The day before his last look at the U.S. women’s national soccer team ahead of Olympic roster selections, Coach Vlatko Andonovski was asked about a late proposal to expand squad limits in Tokyo.

“If the numbers increase,” he said Tuesday, smiling, “it will make my job slightly easier.”

As it stands, in the next week or so, Andonovski will narrow the sport’s deepest player pool to 18, which, because of International Olympic Committee rules for both men’s and women’s soccer, is five fewer than for a World Cup.

He will disappoint some players who, almost anywhere else, would be the biggest talent on the national team.

The roster outlook gained clarity through Andonovski’s personnel decisions in three friendlies over the past week, culminating with a 2-0 victory against Nigeria on Wednesday in Austin.

Those on the bubble who did not play much or at all surely saw their hopes expire. Those offering versatility watched their prospects rise.

Most tickets to Japan have been assigned to familiar names: Alex Morgan, Megan Rapinoe and Becky Sauerbrunn, among others.

There are wrinkles, however.

Tobin Heath and Julie Ertz, starters for the past two World Cup championships, missed the tuneups against Portugal, Jamaica and Nigeria because of injuries.

Heath, a Manchester United forward, has not played since December but joined the U.S. squad for training camp this month. “Very happy with everything we see from her,” Andonovski said of Heath. Ertz, a defensive midfielder, remained behind.

Andonovski has said repeatedly that he expects both to be ready for the Olympics. In that case, barring setbacks, 15 of the 18 places seem locked up.

With the remaining spots, he will consider experience vs. development, leaning on additional veterans or integrating youth as the 2023 World Cup approaches. Seven regulars are 30 or older.
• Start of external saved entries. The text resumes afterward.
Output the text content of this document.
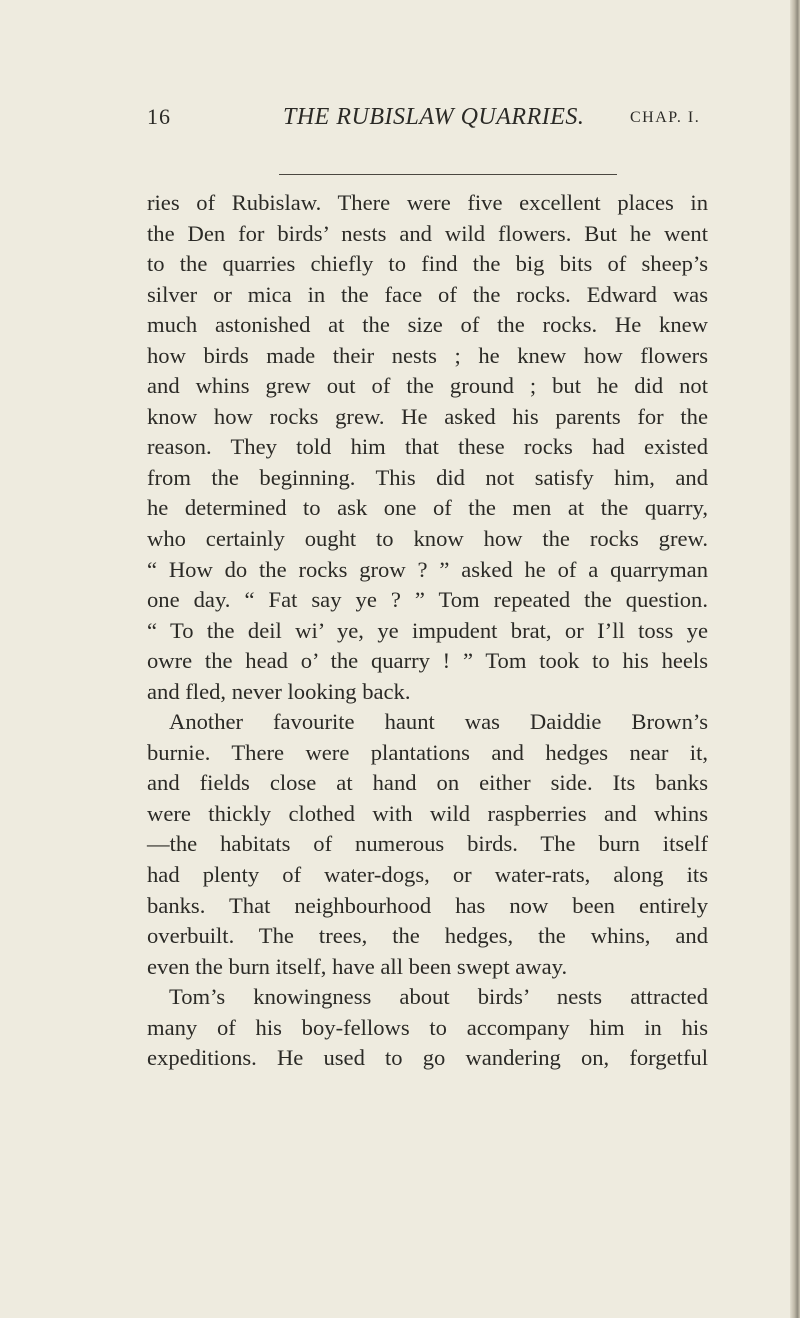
16	THE RUBISLAW QUARRIES.	CHAP. I.
ries of Rubislaw. There were five excellent places in
the Den for birds’ nests and wild flowers. But he went
to the quarries chiefly to find the big bits of sheep’s
silver or mica in the face of the rocks. Edward was
much astonished at the size of the rocks. He knew
how birds made their nests ; he knew how flowers
and whins grew out of the ground ; but he did not
know how rocks grew. He asked his parents for the
reason. They told him that these rocks had existed
from the beginning. This did not satisfy him, and
he determined to ask one of the men at the quarry,
who certainly ought to know how the rocks grew.
“ How do the rocks grow ? ” asked he of a quarryman
one day. “ Fat say ye ? ” Tom repeated the question.
“ To the deil wi’ ye, ye impudent brat, or I’ll toss ye
owre the head o’ the quarry ! ” Tom took to his heels
and fled, never looking back.
Another favourite haunt was Daiddie Brown’s
burnie. There were plantations and hedges near it,
and fields close at hand on either side. Its banks
were thickly clothed with wild raspberries and whins
—the habitats of numerous birds. The burn itself
had plenty of water-dogs, or water-rats, along its
banks. That neighbourhood has now been entirely
overbuilt. The trees, the hedges, the whins, and
even the burn itself, have all been swept away.
Tom’s knowingness about birds’ nests attracted
many of his boy-fellows to accompany him in his
expeditions. He used to go wandering on, forgetful
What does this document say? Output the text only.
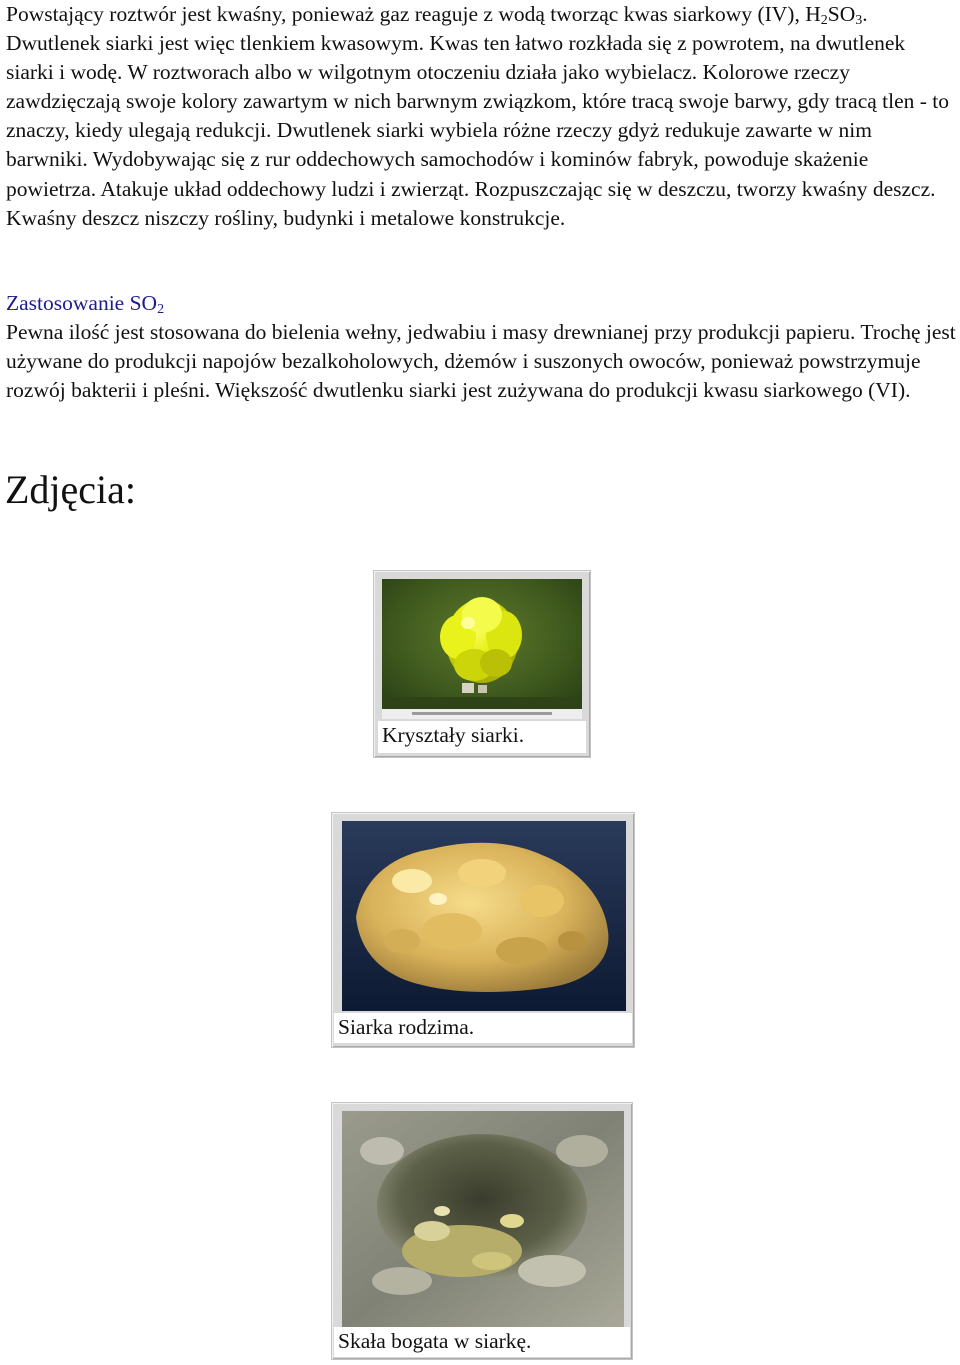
Powstający roztwór jest kwaśny, ponieważ gaz reaguje z wodą tworząc kwas siarkowy (IV), $H_2SO_3$. Dwutlenek siarki jest więc tlenkiem kwasowym. Kwas ten łatwo rozkłada się z powrotem, na dwutlenek siarki i wodę. W roztworach albo w wilgotnym otoczeniu działa jako wybielacz. Kolorowe rzeczy zawdzięczają swoje kolory zawartym w nich barwnym związkom, które tracą swoje barwy, gdy tracą tlen - to znaczy, kiedy ulegają redukcji. Dwutlenek siarki wybiela różne rzeczy gdyż redukuje zawarte w nim barwniki. Wydobywając się z rur oddechowych samochodów i kominów fabryk, powoduje skażenie powietrza. Atakuje układ oddechowy ludzi i zwierząt. Rozpuszczając się w deszczu, tworzy kwaśny deszcz. Kwaśny deszcz niszczy rośliny, budynki i metalowe konstrukcje.

Zastosowanie $SO_2$

Pewna ilość jest stosowana do bielenia wełny, jedwabiu i masy drewnianej przy produkcji papieru. Trochę jest używane do produkcji napojów bezalkoholowych, dżemów i suszonych owoców, ponieważ powstrzymuje rozwój bakterii i pleśni. Większość dwutlenku siarki jest zużywana do produkcji kwasu siarkowego (VI).

Zdjęcia:
Kryształy siarki.
Siarka rodzima.
Skała bogata w siarkę.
More importantly, with a small roster and a brutal schedule, he will need the flexibility to change the lineup with each game and shuffle players between positions. To reach the gold medal match, the Americans will have to navigate five games in 13 days. (Players are conditioned to playing three or four times in such a span.)
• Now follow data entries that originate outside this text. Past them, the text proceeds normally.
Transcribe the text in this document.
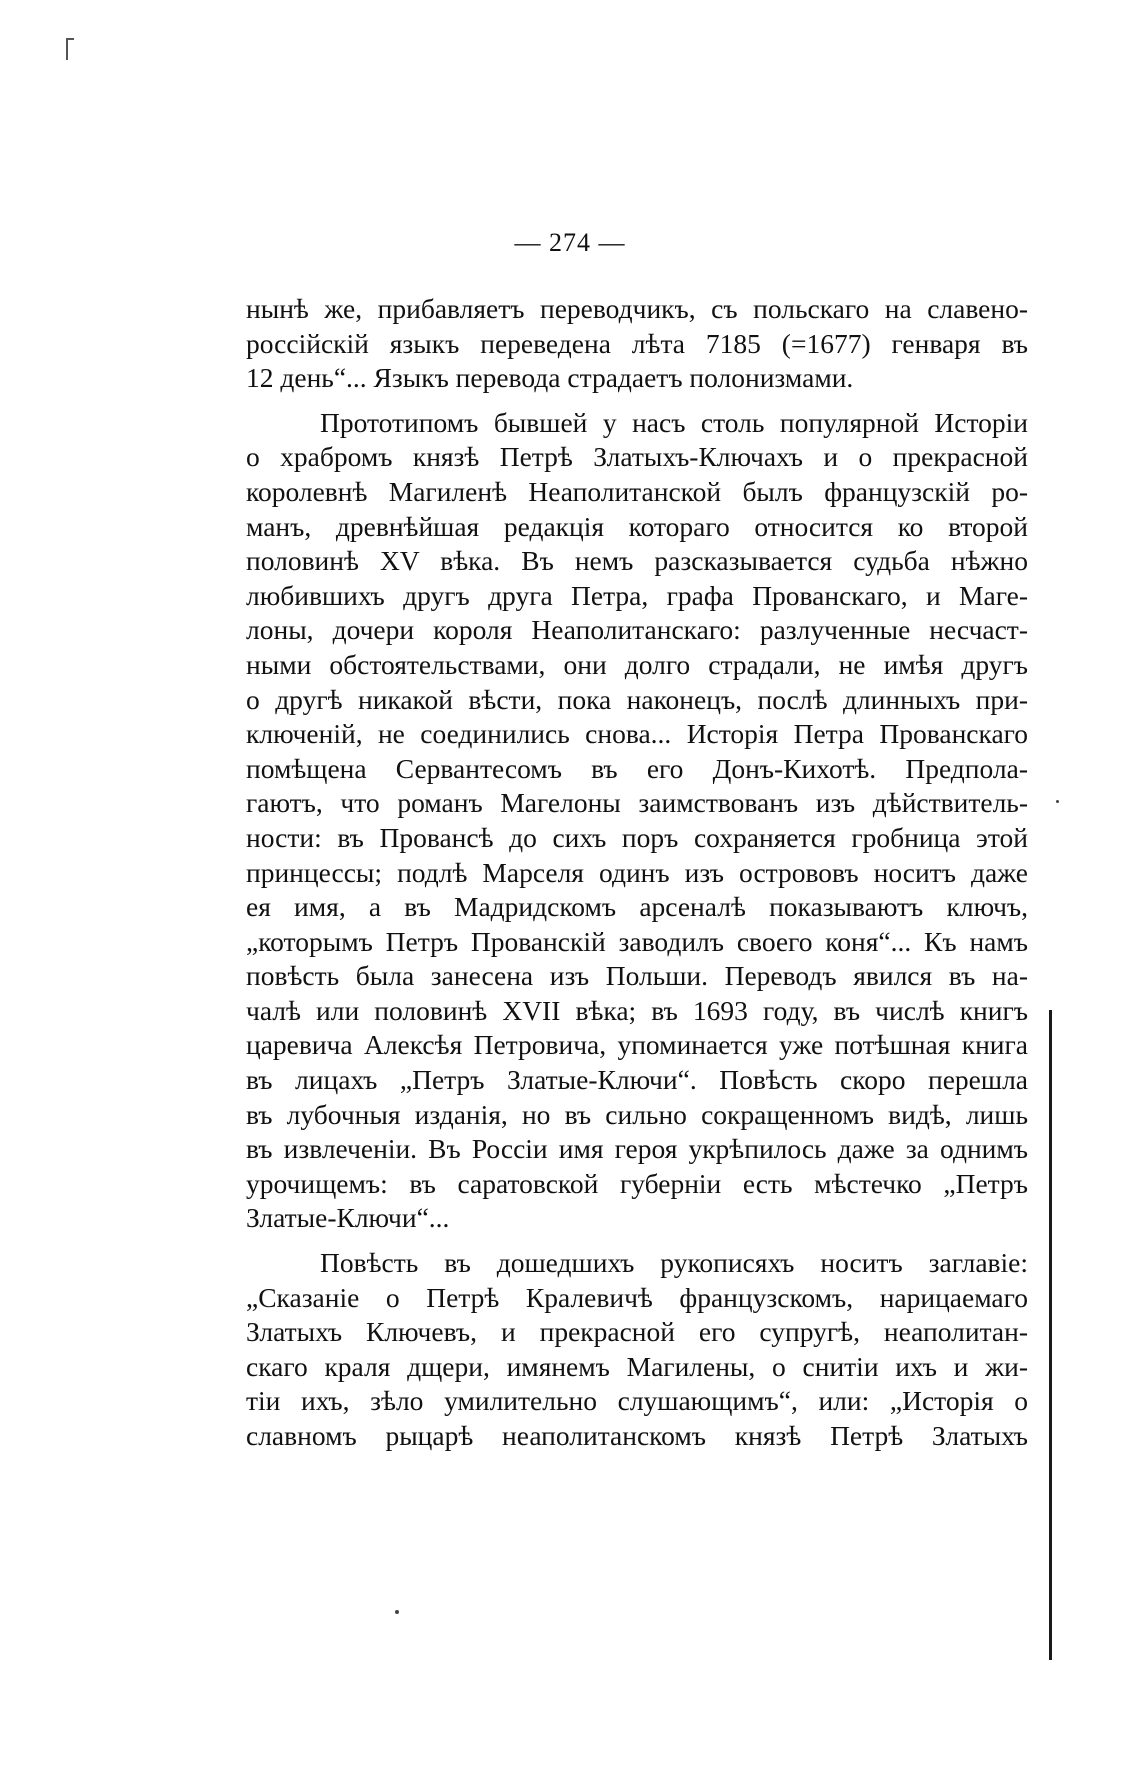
— 274 —
нынѣ же, прибавляетъ переводчикъ, съ польскаго на славено-
россійскій языкъ переведена лѣта 7185 (=1677) генваря въ
12 день“... Языкъ перевода страдаетъ полонизмами.
Прототипомъ бывшей у насъ столь популярной Исторіи
о храбромъ князѣ Петрѣ Златыхъ-Ключахъ и о прекрасной
королевнѣ Магиленѣ Неаполитанской былъ французскій ро-
манъ, древнѣйшая редакція котораго относится ко второй
половинѣ XV вѣка. Въ немъ разсказывается судьба нѣжно
любившихъ другъ друга Петра, графа Прованскаго, и Маге-
лоны, дочери короля Неаполитанскаго: разлученные несчаст-
ными обстоятельствами, они долго страдали, не имѣя другъ
о другѣ никакой вѣсти, пока наконецъ, послѣ длинныхъ при-
ключеній, не соединились снова... Исторія Петра Прованскаго
помѣщена Сервантесомъ въ его Донъ-Кихотѣ. Предпола-
гаютъ, что романъ Магелоны заимствованъ изъ дѣйствитель-
ности: въ Провансѣ до сихъ поръ сохраняется гробница этой
принцессы; подлѣ Марселя одинъ изъ острововъ носитъ даже
ея имя, а въ Мадридскомъ арсеналѣ показываютъ ключъ,
„которымъ Петръ Прованскій заводилъ своего коня“... Къ намъ
повѣсть была занесена изъ Польши. Переводъ явился въ на-
чалѣ или половинѣ XVII вѣка; въ 1693 году, въ числѣ книгъ
царевича Алексѣя Петровича, упоминается уже потѣшная книга
въ лицахъ „Петръ Златые-Ключи“. Повѣсть скоро перешла
въ лубочныя изданія, но въ сильно сокращенномъ видѣ, лишь
въ извлеченіи. Въ Россіи имя героя укрѣпилось даже за однимъ
урочищемъ: въ саратовской губерніи есть мѣстечко „Петръ
Златые-Ключи“...
Повѣсть въ дошедшихъ рукописяхъ носитъ заглавіе:
„Сказаніе о Петрѣ Кралевичѣ французскомъ, нарицаемаго
Златыхъ Ключевъ, и прекрасной его супругѣ, неаполитан-
скаго краля дщери, имянемъ Магилены, о снитіи ихъ и жи-
тіи ихъ, зѣло умилительно слушающимъ“, или: „Исторія о
славномъ рыцарѣ неаполитанскомъ князѣ Петрѣ Златыхъ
Andonovski also will line up four alternates who will travel to Japan and, should the IOC expand rosters, become prime candidates for active duty.

Here’s a positional breakdown as the roster announcement nears:

Goalkeepers: Alyssa Naeher, the 2019 World Cup starter, is atop the depth chart, and no one else is close.

Andonovski has spent eight months figuring out the backup, but he seems to have his answer. Adrianna Franch, a 2019 World Cup reserve, started the middle match of the recent three-game set, while Jane Campbell didn’t play.

Defenders: The four established starters — Sauerbrunn, Crystal Dunn, Abby Dahlkemper and Kelley O’Hara — have nothing to worry about.

Versatility will loom large with two probable additions. Emily Sonnett can play left and right back, and for the last 28 minutes Wednesday, she was a defensive midfielder.

Tierna Davidson can play on the left or in the middle of the back line. And then there is Margaret Purce, a Silver Spring, Md., native who, against Jamaica on Sunday, was the right-side forward in the first half and right back in the second.

Midfielders: Sam Mewis, Lindsey Horan and Rose Lavelle are locks. Assuming she is healthy, Ertz is in.

Catarina Macario, 21, is a rising star for French power Olympique Lyonnais, but she has failed to make a major impression this year.

Kristie Mewis, Sam’s older sister, has revived her national team career in the past year and started Wednesday in place of Lavelle, who had a minor ankle injury. The only hope for Washington Spirit captain Andi Sullivan, a defensive midfielder from Lorton, Va., would be Ertz being ruled out.

Forwards: There is little doubt about Rapinoe, Morgan, Christen Press or Carli Lloyd, who, a month short of her 39th birthday, has shown she has still got it. She started the past two friendlies, scored once and performed with the hunger of a 21-year-old prospect.

With Heath projected to make the squad, Lynn Williams, a speedster who scored a late goal Wednesday, and Sophia Smith, 20, will probably miss out.

“I feel like we have very good knowledge of the players and lots of data for the last year and a half” since he was appointed coach, Andonovski said. “When the decision time comes, I believe we are going to make the right [ones] for this team.”

For the players, the wait will end soon.

“People will be getting phone calls — some of it will be good, and some will be tough, but that’s the way of the program and the Olympic selection,” said Sauerbrunn, the captain.

She added: “We have got an amazing team. I obviously don’t know what the Olympic roster will be, but there is no doubt in my mind we will have a team that can win everything.”